Adamawa state, like much of the north, has been targeted by Islamist insurgents, but police were also investigating whether the killings might have been motivated by a political feud inside the college.
“We learned that when they came for the attack, they called out the names of some of the victims and killed them as they came out. Some they left alone, which gives us a clue that this was the work of insiders,” said Adamawa police spokesman Mohammed Ibrahim. He put the toll confirmed by police at 25.
He said the student halls had been raided by police last week as part of a sweep against Boko Haram militants. During the raid, police recovered weapons including a rocket propelled grenade, dozens of homemade bombs, knives and automatic assault rifles. He added that it could not be ruled out that Boko Haram militants who had infiltrated the students were behind it.
A security source and several witnesses put the overall death toll from the attack at 40.
The Boko Haram Islamist sect, which usually targets politicians or security forces, has also attacked students in the past and has cells in Adamawa. Security sources believe it has infiltrated several institutions, including colleges.
But police were also investigating the possibility that the killings were related to a dispute between rival political groups at the college over a student union election on Sunday, in a part of Nigeria that is awash with weapons.
Colleges across the country are sometimes plagued by armed gangs and vigilante groups.

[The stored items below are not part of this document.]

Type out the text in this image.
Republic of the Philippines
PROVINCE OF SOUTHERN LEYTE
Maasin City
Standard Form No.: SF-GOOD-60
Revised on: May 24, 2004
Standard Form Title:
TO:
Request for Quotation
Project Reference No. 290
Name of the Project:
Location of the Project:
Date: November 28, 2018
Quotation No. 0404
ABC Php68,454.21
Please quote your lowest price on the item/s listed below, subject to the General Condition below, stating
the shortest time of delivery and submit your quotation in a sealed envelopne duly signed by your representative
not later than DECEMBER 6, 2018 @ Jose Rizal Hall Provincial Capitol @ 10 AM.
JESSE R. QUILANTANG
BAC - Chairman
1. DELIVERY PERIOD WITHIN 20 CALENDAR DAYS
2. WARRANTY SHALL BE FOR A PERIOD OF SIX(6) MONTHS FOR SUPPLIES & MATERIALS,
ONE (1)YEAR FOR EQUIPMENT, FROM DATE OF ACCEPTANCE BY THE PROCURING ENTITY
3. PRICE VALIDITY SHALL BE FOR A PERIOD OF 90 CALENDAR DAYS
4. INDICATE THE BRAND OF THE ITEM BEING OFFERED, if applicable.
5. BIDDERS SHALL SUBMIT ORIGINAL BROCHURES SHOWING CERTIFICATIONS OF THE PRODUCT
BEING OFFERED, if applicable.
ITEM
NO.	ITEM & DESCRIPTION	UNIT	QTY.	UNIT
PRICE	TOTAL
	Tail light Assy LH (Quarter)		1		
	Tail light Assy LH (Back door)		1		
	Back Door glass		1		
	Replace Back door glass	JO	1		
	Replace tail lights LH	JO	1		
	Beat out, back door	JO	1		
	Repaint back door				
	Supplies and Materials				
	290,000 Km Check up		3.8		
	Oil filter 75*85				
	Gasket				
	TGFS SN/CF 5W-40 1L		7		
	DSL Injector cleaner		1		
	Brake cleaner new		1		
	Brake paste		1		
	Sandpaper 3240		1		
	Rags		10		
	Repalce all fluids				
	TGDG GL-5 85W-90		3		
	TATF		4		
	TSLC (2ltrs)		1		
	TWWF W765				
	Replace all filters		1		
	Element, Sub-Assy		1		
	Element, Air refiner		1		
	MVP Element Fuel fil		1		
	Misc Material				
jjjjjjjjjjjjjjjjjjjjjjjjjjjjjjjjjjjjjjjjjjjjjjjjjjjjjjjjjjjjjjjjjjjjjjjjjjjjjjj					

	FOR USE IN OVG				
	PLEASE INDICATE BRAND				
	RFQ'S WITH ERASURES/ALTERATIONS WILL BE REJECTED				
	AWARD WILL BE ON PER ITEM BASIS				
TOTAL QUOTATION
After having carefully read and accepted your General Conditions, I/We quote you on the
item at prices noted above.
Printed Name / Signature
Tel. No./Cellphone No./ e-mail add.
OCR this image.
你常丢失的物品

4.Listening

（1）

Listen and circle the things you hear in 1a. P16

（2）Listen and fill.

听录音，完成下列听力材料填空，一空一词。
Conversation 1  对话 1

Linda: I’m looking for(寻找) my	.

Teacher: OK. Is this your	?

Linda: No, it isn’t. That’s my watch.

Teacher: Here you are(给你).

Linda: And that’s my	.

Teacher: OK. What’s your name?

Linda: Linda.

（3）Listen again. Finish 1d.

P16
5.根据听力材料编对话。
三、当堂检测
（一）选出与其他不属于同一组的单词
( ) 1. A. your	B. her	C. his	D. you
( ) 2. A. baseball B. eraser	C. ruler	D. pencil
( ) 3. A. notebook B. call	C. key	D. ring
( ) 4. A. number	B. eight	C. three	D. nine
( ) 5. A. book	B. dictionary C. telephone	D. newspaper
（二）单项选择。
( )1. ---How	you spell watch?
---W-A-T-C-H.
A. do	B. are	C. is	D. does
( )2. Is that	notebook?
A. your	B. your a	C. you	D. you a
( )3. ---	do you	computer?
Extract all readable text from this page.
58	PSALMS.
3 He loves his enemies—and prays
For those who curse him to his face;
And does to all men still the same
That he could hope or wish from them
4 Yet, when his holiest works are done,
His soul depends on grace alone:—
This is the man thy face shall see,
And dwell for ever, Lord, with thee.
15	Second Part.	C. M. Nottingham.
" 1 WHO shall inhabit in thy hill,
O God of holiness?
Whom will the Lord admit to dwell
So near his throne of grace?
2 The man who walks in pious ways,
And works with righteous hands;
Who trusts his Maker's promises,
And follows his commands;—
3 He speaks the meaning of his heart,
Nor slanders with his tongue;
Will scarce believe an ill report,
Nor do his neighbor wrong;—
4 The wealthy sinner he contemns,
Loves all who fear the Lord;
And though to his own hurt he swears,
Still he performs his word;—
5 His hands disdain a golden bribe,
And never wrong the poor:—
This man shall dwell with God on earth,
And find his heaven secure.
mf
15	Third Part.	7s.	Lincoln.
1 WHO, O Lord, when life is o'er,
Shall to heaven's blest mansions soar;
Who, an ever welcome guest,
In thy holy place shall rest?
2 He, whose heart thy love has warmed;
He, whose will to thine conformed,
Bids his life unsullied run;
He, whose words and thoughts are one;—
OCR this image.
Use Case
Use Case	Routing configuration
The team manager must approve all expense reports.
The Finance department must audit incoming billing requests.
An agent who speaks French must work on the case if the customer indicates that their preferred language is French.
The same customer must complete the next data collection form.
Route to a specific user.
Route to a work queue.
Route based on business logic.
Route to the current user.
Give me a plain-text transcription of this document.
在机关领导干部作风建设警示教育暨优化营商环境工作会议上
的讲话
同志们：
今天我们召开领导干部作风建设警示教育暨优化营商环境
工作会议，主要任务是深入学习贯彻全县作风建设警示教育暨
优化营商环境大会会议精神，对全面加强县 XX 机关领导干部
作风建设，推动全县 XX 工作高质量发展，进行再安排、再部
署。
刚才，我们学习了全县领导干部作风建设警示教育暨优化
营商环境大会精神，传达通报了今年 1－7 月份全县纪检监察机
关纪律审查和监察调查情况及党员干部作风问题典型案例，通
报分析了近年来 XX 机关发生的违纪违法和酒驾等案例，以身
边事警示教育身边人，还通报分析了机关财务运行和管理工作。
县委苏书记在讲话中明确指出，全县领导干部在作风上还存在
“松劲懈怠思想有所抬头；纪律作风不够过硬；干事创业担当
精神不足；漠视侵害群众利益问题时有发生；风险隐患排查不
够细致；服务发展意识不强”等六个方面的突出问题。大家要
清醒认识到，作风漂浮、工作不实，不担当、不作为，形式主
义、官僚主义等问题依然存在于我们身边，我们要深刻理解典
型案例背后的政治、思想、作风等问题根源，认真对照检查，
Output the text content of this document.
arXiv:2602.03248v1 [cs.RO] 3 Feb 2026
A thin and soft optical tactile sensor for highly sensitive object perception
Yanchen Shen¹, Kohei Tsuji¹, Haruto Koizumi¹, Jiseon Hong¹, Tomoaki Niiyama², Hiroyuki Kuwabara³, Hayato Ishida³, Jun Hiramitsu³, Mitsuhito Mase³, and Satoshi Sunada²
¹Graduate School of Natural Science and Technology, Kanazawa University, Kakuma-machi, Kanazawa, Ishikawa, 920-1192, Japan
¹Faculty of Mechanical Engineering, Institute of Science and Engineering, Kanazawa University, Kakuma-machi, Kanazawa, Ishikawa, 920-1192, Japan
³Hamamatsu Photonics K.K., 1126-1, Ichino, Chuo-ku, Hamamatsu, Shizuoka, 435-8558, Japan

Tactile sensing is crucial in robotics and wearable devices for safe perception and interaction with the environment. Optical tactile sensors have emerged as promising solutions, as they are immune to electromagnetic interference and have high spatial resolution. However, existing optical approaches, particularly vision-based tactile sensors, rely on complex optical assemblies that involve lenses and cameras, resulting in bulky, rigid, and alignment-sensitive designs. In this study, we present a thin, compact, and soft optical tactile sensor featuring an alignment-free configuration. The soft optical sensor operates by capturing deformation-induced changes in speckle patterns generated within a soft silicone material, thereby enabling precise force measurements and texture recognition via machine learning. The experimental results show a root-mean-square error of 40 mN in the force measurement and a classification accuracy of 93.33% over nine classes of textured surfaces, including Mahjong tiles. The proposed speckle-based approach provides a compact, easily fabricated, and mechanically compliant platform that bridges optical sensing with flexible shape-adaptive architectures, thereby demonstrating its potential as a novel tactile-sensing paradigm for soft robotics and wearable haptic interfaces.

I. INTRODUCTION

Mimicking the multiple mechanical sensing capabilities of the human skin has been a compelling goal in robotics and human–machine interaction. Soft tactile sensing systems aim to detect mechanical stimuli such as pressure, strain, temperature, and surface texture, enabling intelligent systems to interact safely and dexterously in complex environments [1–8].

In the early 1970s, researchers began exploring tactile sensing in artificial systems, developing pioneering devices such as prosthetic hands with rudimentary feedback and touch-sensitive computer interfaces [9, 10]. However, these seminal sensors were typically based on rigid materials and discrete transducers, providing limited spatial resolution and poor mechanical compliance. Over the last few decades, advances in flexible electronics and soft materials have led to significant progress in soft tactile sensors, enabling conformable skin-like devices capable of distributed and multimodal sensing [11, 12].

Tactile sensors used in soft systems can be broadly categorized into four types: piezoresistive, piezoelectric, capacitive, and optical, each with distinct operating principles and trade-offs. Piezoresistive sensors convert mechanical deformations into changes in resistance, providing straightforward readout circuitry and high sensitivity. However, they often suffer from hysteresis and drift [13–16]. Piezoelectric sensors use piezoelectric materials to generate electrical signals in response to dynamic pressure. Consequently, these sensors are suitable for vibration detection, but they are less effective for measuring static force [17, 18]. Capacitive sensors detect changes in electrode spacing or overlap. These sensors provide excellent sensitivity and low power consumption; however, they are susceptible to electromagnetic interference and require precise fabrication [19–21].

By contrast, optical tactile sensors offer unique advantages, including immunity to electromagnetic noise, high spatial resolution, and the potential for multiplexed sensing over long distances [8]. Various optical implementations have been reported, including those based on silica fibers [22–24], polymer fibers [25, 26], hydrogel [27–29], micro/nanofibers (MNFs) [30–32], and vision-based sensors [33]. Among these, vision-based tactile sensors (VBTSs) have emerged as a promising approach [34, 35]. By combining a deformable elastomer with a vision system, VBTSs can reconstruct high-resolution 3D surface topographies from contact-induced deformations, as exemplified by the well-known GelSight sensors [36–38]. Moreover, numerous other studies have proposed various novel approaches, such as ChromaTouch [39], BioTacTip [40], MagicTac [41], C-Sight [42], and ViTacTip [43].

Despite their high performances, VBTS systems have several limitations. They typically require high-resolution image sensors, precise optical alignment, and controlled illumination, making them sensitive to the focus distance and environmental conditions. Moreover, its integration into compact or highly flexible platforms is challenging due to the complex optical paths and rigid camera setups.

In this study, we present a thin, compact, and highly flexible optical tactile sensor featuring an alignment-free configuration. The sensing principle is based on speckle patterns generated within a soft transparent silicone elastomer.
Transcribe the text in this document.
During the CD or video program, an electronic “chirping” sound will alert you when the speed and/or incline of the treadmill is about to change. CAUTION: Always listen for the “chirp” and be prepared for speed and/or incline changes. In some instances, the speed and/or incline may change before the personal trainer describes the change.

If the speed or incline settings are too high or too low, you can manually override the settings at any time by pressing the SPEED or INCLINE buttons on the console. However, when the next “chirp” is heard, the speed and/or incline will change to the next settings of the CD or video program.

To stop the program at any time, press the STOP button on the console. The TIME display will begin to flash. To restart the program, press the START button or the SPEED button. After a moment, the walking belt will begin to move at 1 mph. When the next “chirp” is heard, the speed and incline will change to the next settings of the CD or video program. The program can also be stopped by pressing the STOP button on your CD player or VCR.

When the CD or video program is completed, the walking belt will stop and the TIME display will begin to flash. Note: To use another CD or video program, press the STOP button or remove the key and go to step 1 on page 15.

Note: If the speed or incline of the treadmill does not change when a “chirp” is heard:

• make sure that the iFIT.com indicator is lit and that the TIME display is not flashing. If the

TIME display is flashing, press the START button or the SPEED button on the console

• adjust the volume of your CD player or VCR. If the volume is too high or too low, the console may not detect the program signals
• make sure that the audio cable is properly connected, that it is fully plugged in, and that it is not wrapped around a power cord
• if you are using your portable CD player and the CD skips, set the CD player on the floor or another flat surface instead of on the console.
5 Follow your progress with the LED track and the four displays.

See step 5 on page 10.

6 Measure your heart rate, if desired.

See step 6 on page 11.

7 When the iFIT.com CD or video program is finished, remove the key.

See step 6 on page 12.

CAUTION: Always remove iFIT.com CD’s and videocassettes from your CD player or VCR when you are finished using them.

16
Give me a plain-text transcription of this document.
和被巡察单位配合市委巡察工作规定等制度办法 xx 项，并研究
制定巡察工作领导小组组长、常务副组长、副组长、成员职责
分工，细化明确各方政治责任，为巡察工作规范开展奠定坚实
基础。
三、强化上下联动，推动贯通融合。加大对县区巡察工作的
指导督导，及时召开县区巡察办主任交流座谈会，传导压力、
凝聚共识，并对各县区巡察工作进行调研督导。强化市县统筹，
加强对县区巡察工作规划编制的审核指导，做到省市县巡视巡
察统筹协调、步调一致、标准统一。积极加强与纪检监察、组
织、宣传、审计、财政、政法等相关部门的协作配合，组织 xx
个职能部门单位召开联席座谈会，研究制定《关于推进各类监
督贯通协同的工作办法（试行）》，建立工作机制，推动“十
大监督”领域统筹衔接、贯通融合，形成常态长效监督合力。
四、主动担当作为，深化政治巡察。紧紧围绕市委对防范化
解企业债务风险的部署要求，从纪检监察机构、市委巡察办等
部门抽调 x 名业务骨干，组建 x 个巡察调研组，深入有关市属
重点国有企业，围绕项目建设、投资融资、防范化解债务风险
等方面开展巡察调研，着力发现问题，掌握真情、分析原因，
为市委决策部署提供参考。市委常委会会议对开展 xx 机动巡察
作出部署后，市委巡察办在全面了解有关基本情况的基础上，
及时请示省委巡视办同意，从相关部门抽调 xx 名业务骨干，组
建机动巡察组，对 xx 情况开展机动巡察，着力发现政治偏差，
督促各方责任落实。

“The crisis in Mubi is suspected to have been fuelled by campus politics after the election … the ones who were disgruntled might have … (carried out) the attack,” said National Emergency Management Agency spokesman Yushua Shuaib.
Boko Haram is widely considered to be the biggest security threat in Nigeria, Africa’s biggest oil exporter. It has been blamed for more than 1,000 deaths since its insurgency – which aims to carve out an Islamic state out of northern Nigeria – intensified in 2010.
Boko Haram’s purported leader released a video on Monday in which he vowed to continue fighting and said no peace talks with the government could happen while military raids against sect members continued.